Minamitoshima (南豊島郡, Minamitoshima-gun) was a district (gun) located in Tokyo Prefecture between 1878 and 1896.

In 1878, the Meiji government made the first step to introduce modern administrative divisions on the municipal level: The counties (gun) were created from the pre-modern districts (gun or kōri) with their towns and villages; in addition, 17 cities became districts (ku) and the three capitals (santo) Tokyo, Kyoto and Osaka were each subdivided into several ku. The old Toshima District of Musashi Province was divided into three parts: The Eastern section became the Kanda, Shiba, Azabu, Akasaka, Yotsuya, Ushigome and Koishikawa Districts (and later became wards of Tokyo City when it was created in 1889); and the Western section was divided into two districts: Northern Toshima and Southern Toshima.

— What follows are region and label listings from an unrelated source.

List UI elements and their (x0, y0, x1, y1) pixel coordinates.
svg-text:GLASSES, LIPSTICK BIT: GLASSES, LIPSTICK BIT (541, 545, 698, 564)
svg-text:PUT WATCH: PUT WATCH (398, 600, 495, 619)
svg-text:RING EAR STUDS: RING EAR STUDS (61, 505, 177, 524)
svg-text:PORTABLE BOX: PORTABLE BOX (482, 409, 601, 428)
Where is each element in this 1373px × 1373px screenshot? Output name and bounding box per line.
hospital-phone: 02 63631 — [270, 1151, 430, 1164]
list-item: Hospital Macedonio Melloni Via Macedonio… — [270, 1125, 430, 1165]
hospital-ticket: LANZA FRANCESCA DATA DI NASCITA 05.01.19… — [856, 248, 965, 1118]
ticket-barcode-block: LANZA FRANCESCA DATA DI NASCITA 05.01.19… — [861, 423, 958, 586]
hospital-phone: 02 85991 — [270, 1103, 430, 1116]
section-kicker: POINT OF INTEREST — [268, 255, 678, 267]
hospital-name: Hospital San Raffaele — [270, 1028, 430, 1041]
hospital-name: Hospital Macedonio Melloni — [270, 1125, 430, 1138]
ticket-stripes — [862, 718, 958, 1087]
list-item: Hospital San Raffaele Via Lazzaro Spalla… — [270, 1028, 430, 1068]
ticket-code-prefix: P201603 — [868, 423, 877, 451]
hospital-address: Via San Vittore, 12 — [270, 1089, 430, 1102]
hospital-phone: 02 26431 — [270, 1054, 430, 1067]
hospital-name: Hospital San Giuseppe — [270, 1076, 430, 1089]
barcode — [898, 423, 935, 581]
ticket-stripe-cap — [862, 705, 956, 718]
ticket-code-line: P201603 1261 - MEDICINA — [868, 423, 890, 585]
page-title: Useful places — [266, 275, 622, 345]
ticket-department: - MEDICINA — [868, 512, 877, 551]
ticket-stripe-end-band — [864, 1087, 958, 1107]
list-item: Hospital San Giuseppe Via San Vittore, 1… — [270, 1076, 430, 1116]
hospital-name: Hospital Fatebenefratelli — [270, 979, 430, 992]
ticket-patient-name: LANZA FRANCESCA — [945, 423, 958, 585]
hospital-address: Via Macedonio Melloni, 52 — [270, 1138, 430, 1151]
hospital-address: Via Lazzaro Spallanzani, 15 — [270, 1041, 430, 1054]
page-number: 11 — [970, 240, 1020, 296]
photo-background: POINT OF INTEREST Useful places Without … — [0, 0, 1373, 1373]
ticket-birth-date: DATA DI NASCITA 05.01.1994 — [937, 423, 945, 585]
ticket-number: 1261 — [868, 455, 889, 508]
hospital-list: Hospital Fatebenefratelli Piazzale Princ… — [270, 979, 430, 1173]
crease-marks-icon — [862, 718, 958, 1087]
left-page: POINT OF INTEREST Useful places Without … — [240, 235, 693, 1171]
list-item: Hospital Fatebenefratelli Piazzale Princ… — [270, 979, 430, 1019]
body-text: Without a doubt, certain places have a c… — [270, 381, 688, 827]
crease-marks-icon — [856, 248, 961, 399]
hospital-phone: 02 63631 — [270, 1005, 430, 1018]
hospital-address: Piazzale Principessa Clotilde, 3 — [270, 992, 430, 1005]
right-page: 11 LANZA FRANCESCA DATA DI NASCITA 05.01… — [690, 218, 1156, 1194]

In 1889 when the modern cities, towns and villages were set up, small sections of South Toshima were split off and integrated into newly created Tokyo City, the rest was reorganized into eight municipalities:
- the towns of Yodobashi and Naitō-Shinjuku,
- and the villages of Sendagaya, Shibuya, Yoyohata, Ōkubo, Totsuka and Ochiai.

In 1896, Minamitoshima District was merged with Higashitama District to become Toyotama County that eventually disappeared when all its towns and villages were merged into Tokyo City in 1932.

The county/district area roughly corresponded to the present-day special wards of Shibuya but also extended into Shinjuku, Toshima and small section of Minato.